If you want you could PM your code to me, that way Zephilinox can help krmfsu, and I can help you. You would have to set up your PM so I can reply to you, otherwise I would have to give clues here rather than any code. Clues are what I would normally give anyway (it's your assignment), but sometimes code snippets can be very helpful. Up to you. You could also PM Volatile Pulse, as he has been helping too. Hopefully we say the same things !! :-D Otherwise we could all post to your new thread, but try not give the whole game away.
krmfsu wrote:
We are required to use this piece of code and I believed it to go in the BankingSystem.h file:
private:
vector <Account>accounts_; |
Ok, that answers the question I was asking Lauren. So BankingSystem class could have functions that deal with accts as a whole - AddAcct, DeleteAcct, FindAcct. The Account class could have functions that deal with one acct details.
Edit:
It also shows where the underscore in variables is coming from, I am sure the teacher won't mind if you all use a different variable name - the point was they want you to use a vector of accts. |
krmfsu wrote:
I am not fond of the book we use for the class. |
Text books are often not very good. They purposely have trivial examples, so that the reader can see what the particular feature is for, without blowing them away with something really hard. Other problems are that they show code all in one file with function code inline. This leads the reader into thinking that this is how it is always done - when the reality is that each class should have it's own .h & .cpp files and an application file that has main() in it.

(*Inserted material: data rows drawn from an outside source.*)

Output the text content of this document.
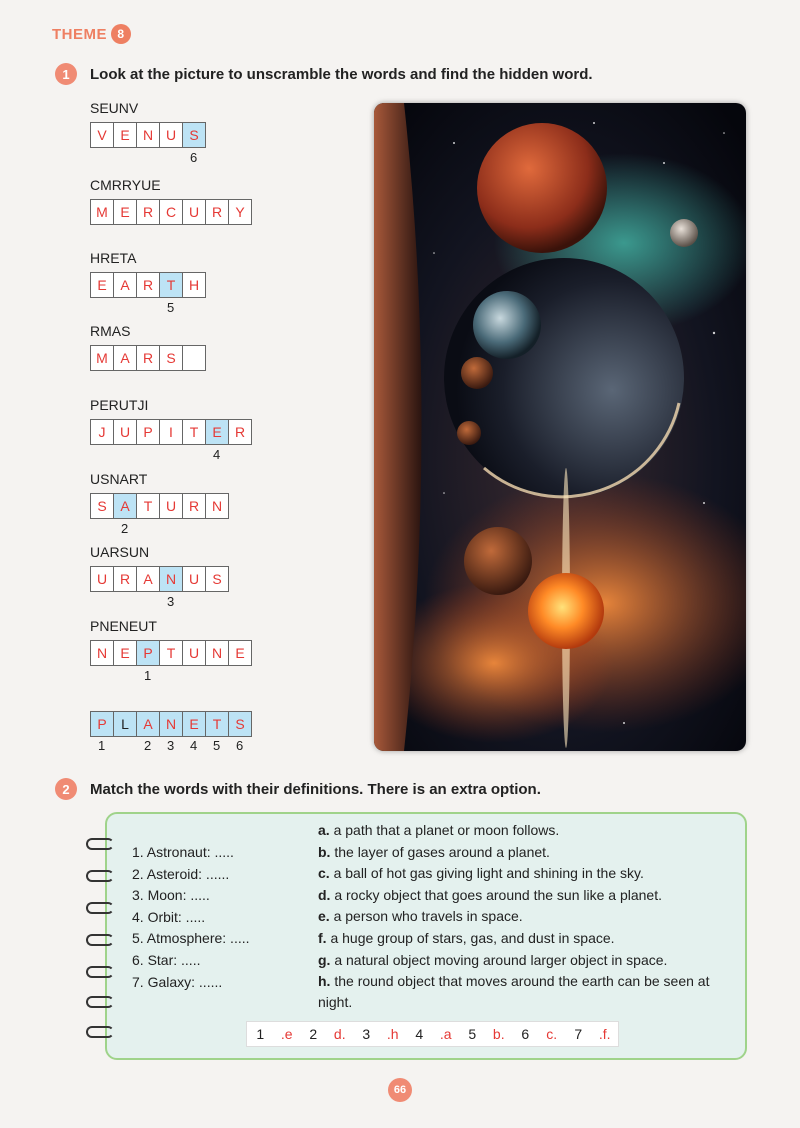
THEME 8
1	Look at the picture to unscramble the words and find the hidden word.
SEUNV
V E N U S
6
CMRRYUE
M E R C U R Y
HRETA
E A R T H
5
RMAS
M A R S
PERUTJI
J	U P	I	T	E R
4
USNART
S A	T U R N
2
UARSUN
U R A N U S
3
PNENEUT
N E P	T U N E
1
P	L	A N E	T	S
1	2 3 4 5 6
2	Match the words with their definitions. There is an extra option.
1. Astronaut: .....
2. Asteroid: ......
3. Moon: .....
4. Orbit: .....
5. Atmosphere: .....
6. Star: .....
7. Galaxy: ......
a. a path that a planet or moon follows.
b. the layer of gases around a planet.
c. a ball of hot gas giving light and shining in the sky.
d. a rocky object that goes around the sun like a planet.
e. a person who travels in space.
f. a huge group of stars, gas, and dust in space.
g. a natural object moving around larger object in space.
h. the round object that moves around the earth can be seen at night.
1	.e	2	d.	3	.h	4	.a	5	b.	6	c.	7	.f.
66
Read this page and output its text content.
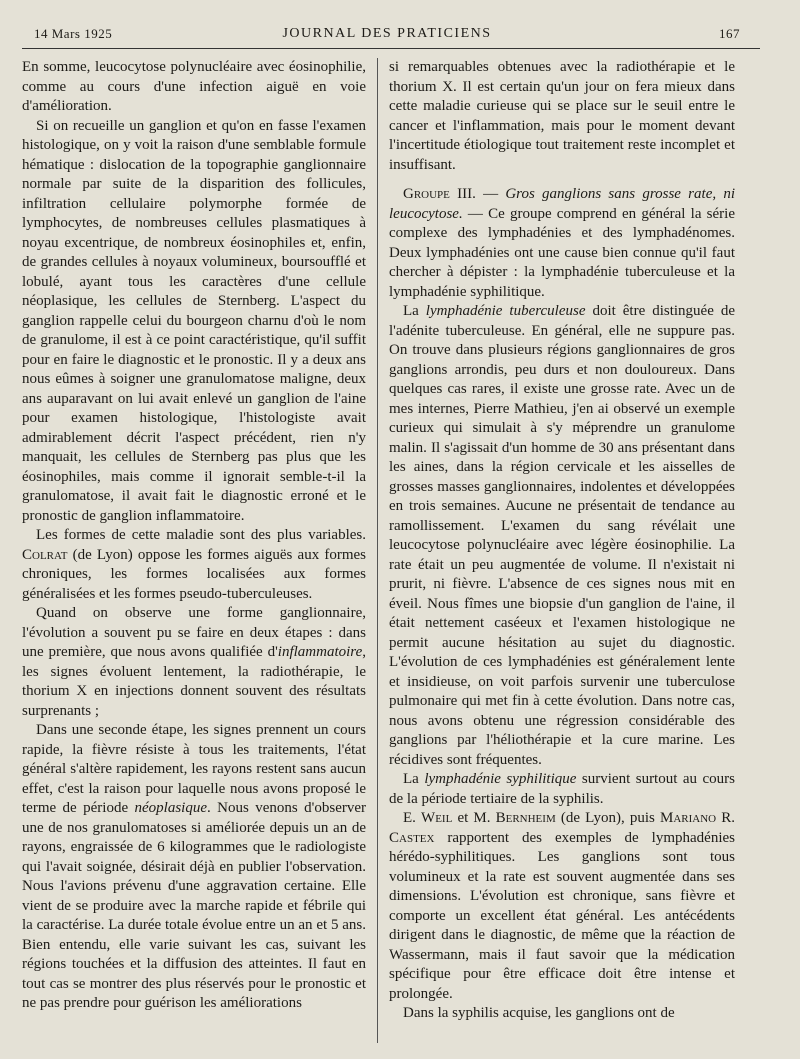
14 Mars 1925	JOURNAL DES PRATICIENS	167

En somme, leucocytose polynucléaire avec éosinophilie, comme au cours d'une infection aiguë en voie d'amélioration.

Si on recueille un ganglion et qu'on en fasse l'examen histologique, on y voit la raison d'une semblable formule hématique : dislocation de la topographie ganglionnaire normale par suite de la disparition des follicules, infiltration cellulaire polymorphe formée de lymphocytes, de nombreuses cellules plasmatiques à noyau excentrique, de nombreux éosinophiles et, enfin, de grandes cellules à noyaux volumineux, boursoufflé et lobulé, ayant tous les caractères d'une cellule néoplasique, les cellules de Sternberg. L'aspect du ganglion rappelle celui du bourgeon charnu d'où le nom de granulome, il est à ce point caractéristique, qu'il suffit pour en faire le diagnostic et le pronostic. Il y a deux ans nous eûmes à soigner une granulomatose maligne, deux ans auparavant on lui avait enlevé un ganglion de l'aine pour examen histologique, l'histologiste avait admirablement décrit l'aspect précédent, rien n'y manquait, les cellules de Sternberg pas plus que les éosinophiles, mais comme il ignorait semble-t-il la granulomatose, il avait fait le diagnostic erroné et le pronostic de ganglion inflammatoire.

Les formes de cette maladie sont des plus variables. Colrat (de Lyon) oppose les formes aiguës aux formes chroniques, les formes localisées aux formes généralisées et les formes pseudo-tuberculeuses.

Quand on observe une forme ganglionnaire, l'évolution a souvent pu se faire en deux étapes : dans une première, que nous avons qualifiée d'inflammatoire, les signes évoluent lentement, la radiothérapie, le thorium X en injections donnent souvent des résultats surprenants ;

Dans une seconde étape, les signes prennent un cours rapide, la fièvre résiste à tous les traitements, l'état général s'altère rapidement, les rayons restent sans aucun effet, c'est la raison pour laquelle nous avons proposé le terme de période néoplasique. Nous venons d'observer une de nos granulomatoses si améliorée depuis un an de rayons, engraissée de 6 kilogrammes que le radiologiste qui l'avait soignée, désirait déjà en publier l'observation. Nous l'avions prévenu d'une aggravation certaine. Elle vient de se produire avec la marche rapide et fébrile qui la caractérise. La durée totale évolue entre un an et 5 ans. Bien entendu, elle varie suivant les cas, suivant les régions touchées et la diffusion des atteintes. Il faut en tout cas se montrer des plus réservés pour le pronostic et ne pas prendre pour guérison les améliorations

si remarquables obtenues avec la radiothérapie et le thorium X. Il est certain qu'un jour on fera mieux dans cette maladie curieuse qui se place sur le seuil entre le cancer et l'inflammation, mais pour le moment devant l'incertitude étiologique tout traitement reste incomplet et insuffisant.

Groupe III. — Gros ganglions sans grosse rate, ni leucocytose. — Ce groupe comprend en général la série complexe des lymphadénies et des lymphadénomes. Deux lymphadénies ont une cause bien connue qu'il faut chercher à dépister : la lymphadénie tuberculeuse et la lymphadénie syphilitique.

La lymphadénie tuberculeuse doit être distinguée de l'adénite tuberculeuse. En général, elle ne suppure pas. On trouve dans plusieurs régions ganglionnaires de gros ganglions arrondis, peu durs et non douloureux. Dans quelques cas rares, il existe une grosse rate. Avec un de mes internes, Pierre Mathieu, j'en ai observé un exemple curieux qui simulait à s'y méprendre un granulome malin. Il s'agissait d'un homme de 30 ans présentant dans les aines, dans la région cervicale et les aisselles de grosses masses ganglionnaires, indolentes et développées en trois semaines. Aucune ne présentait de tendance au ramollissement. L'examen du sang révélait une leucocytose polynucléaire avec légère éosinophilie. La rate était un peu augmentée de volume. Il n'existait ni prurit, ni fièvre. L'absence de ces signes nous mit en éveil. Nous fîmes une biopsie d'un ganglion de l'aine, il était nettement caséeux et l'examen histologique ne permit aucune hésitation au sujet du diagnostic. L'évolution de ces lymphadénies est généralement lente et insidieuse, on voit parfois survenir une tuberculose pulmonaire qui met fin à cette évolution. Dans notre cas, nous avons obtenu une régression considérable des ganglions par l'héliothérapie et la cure marine. Les récidives sont fréquentes.

La lymphadénie syphilitique survient surtout au cours de la période tertiaire de la syphilis.

E. Weil et M. Bernheim (de Lyon), puis Mariano R. Castex rapportent des exemples de lymphadénies hérédo-syphilitiques. Les ganglions sont tous volumineux et la rate est souvent augmentée dans ses dimensions. L'évolution est chronique, sans fièvre et comporte un excellent état général. Les antécédents dirigent dans le diagnostic, de même que la réaction de Wassermann, mais il faut savoir que la médication spécifique pour être efficace doit être intense et prolongée.

Dans la syphilis acquise, les ganglions ont de
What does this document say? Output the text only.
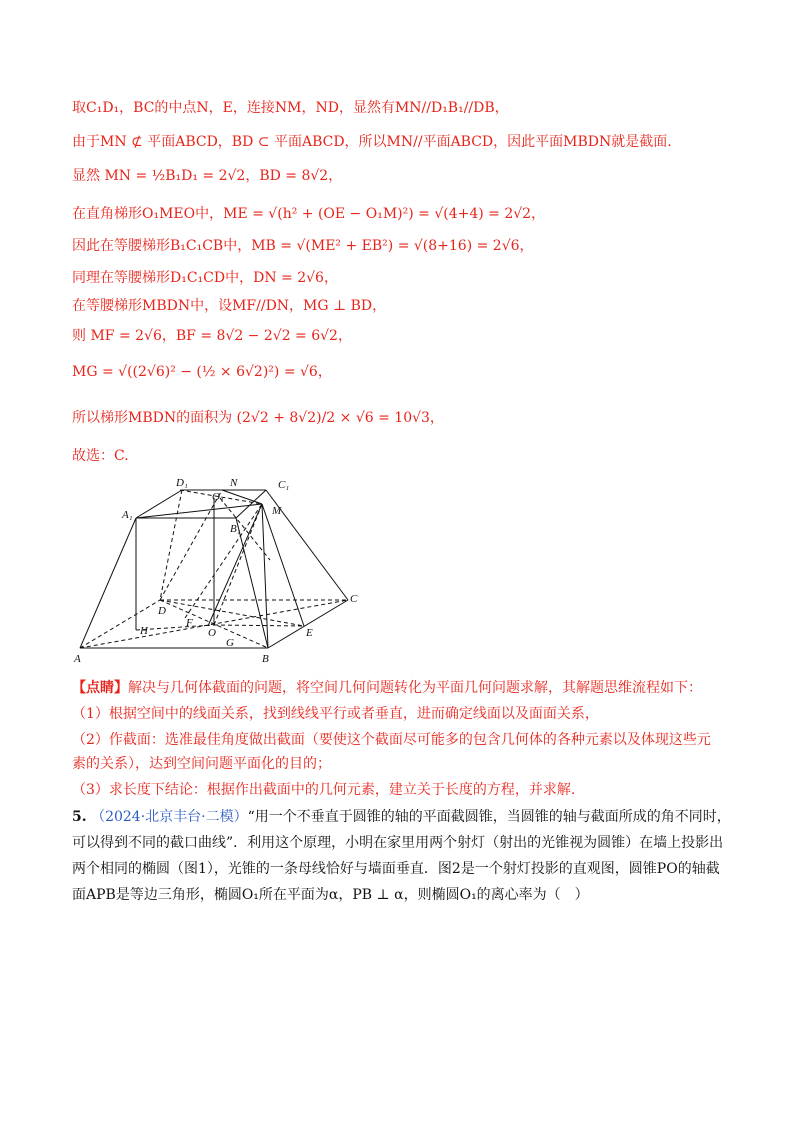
取C₁D₁，BC的中点N，E，连接NM，ND，显然有MN//D₁B₁//DB，
由于MN ⊄ 平面ABCD，BD ⊂ 平面ABCD，所以MN//平面ABCD，因此平面MBDN就是截面.
显然 MN = ½B₁D₁ = 2√2，BD = 8√2，
在直角梯形O₁MEO中，ME = √(h² + (OE − O₁M)²) = √(4+4) = 2√2，
因此在等腰梯形B₁C₁CB中，MB = √(ME² + EB²) = √(8+16) = 2√6，
同理在等腰梯形D₁C₁CD中，DN = 2√6，
在等腰梯形MBDN中，设MF//DN，MG ⊥ BD，
则 MF = 2√6，BF = 8√2 − 2√2 = 6√2，
MG = √((2√6)² − (½ × 6√2)²) = √6，
所以梯形MBDN的面积为 (2√2 + 8√2)/2 × √6 = 10√3，
故选：C.
D₁	N	C₁
O₁
A₁
B₁
M
D
C
F
O	E
H
G
A	B
【点睛】解决与几何体截面的问题，将空间几何问题转化为平面几何问题求解，其解题思维流程如下：
（1）根据空间中的线面关系，找到线线平行或者垂直，进而确定线面以及面面关系，
（2）作截面：选准最佳角度做出截面（要使这个截面尽可能多的包含几何体的各种元素以及体现这些元
素的关系），达到空间问题平面化的目的；
（3）求长度下结论：根据作出截面中的几何元素，建立关于长度的方程，并求解.
5. （2024·北京丰台·二模）“用一个不垂直于圆锥的轴的平面截圆锥，当圆锥的轴与截面所成的角不同时，可以得到不同的截口曲线”．利用这个原理，小明在家里用两个射灯（射出的光锥视为圆锥）在墙上投影出两个相同的椭圆（图1），光锥的一条母线恰好与墙面垂直．图2是一个射灯投影的直观图，圆锥PO的轴截面APB是等边三角形，椭圆O₁所在平面为α，PB ⊥ α，则椭圆O₁的离心率为（　）
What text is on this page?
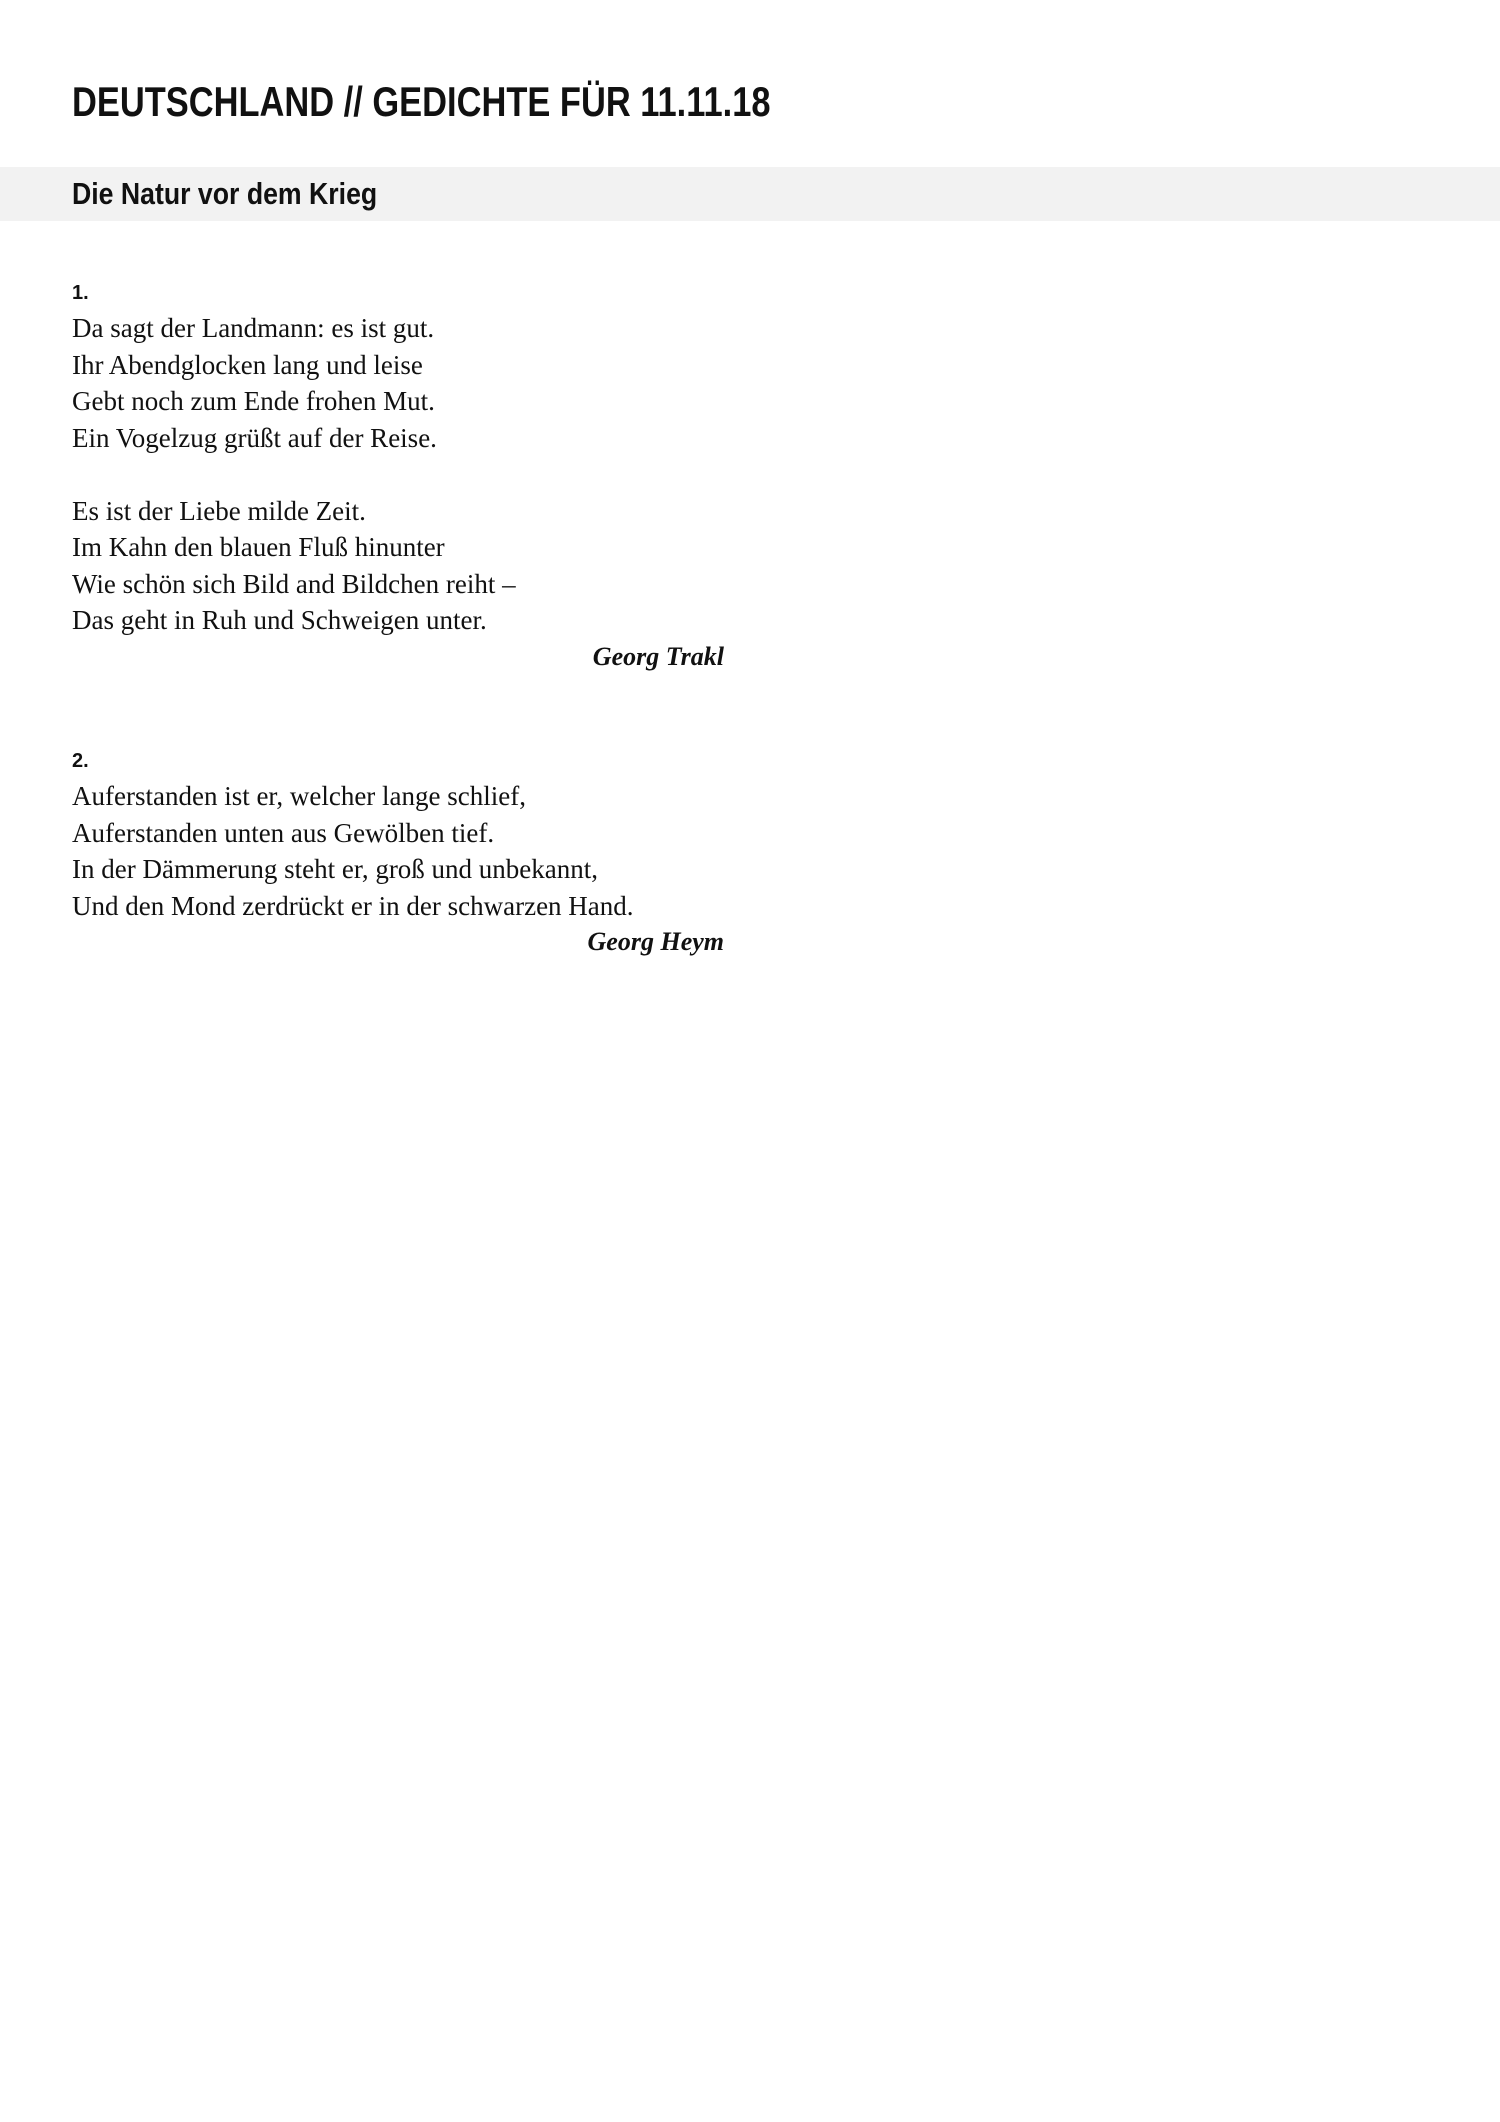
DEUTSCHLAND // GEDICHTE FÜR 11.11.18
Die Natur vor dem Krieg
1.
Da sagt der Landmann: es ist gut.
Ihr Abendglocken lang und leise
Gebt noch zum Ende frohen Mut.
Ein Vogelzug grüßt auf der Reise.
Es ist der Liebe milde Zeit.
Im Kahn den blauen Fluß hinunter
Wie schön sich Bild and Bildchen reiht –
Das geht in Ruh und Schweigen unter.
Georg Trakl
2.
Auferstanden ist er, welcher lange schlief,
Auferstanden unten aus Gewölben tief.
In der Dämmerung steht er, groß und unbekannt,
Und den Mond zerdrückt er in der schwarzen Hand.
Georg Heym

Students then run into all kinds of trouble trying to extend the examples.
Often the problem is that people rush through learning the basics of C programming first - The book gives a whirlwind tour of C, then students tear into writing C++ code without really knowing what's going on. Often people start with writing C code but use cout, cin, maybe bool - that's fine (everyone has to start with something - I did that myself, initially). The thing is that C++ is really very different to C.
An example might be a problem to count the number of occurrences of a particular character in a string. The C approach would be to go through the array of chars (that is what a string is, in C), compare each one with the search char and increment the count when one is found. There might be a library function somewhere that does the same thing. The C++ approach is to use the count algorithm on the string - it's just a function that gives you the answer straight up. A C++ string is an array of chars too, but it has all kinds of functionality built in. The C++ algorithms works on all kinds of different objects, not just strings.
What sometimes happens is people mix the C & C++ approaches - I have seen someone use a for loop to process each char in a string and then they had a count algorithm in the body of the for loop as well.
My experience was that my book explained classes and a bit of inheritance, and all the other things, but it didn't help with
class design, probably because that is a whole subject on it's own, so presumably one could get another book to read all about it.
The thing is, books can't cover everything, probably already 500 -1000 pages - that's just to explain the basics. Having said all this, some books might be better than others.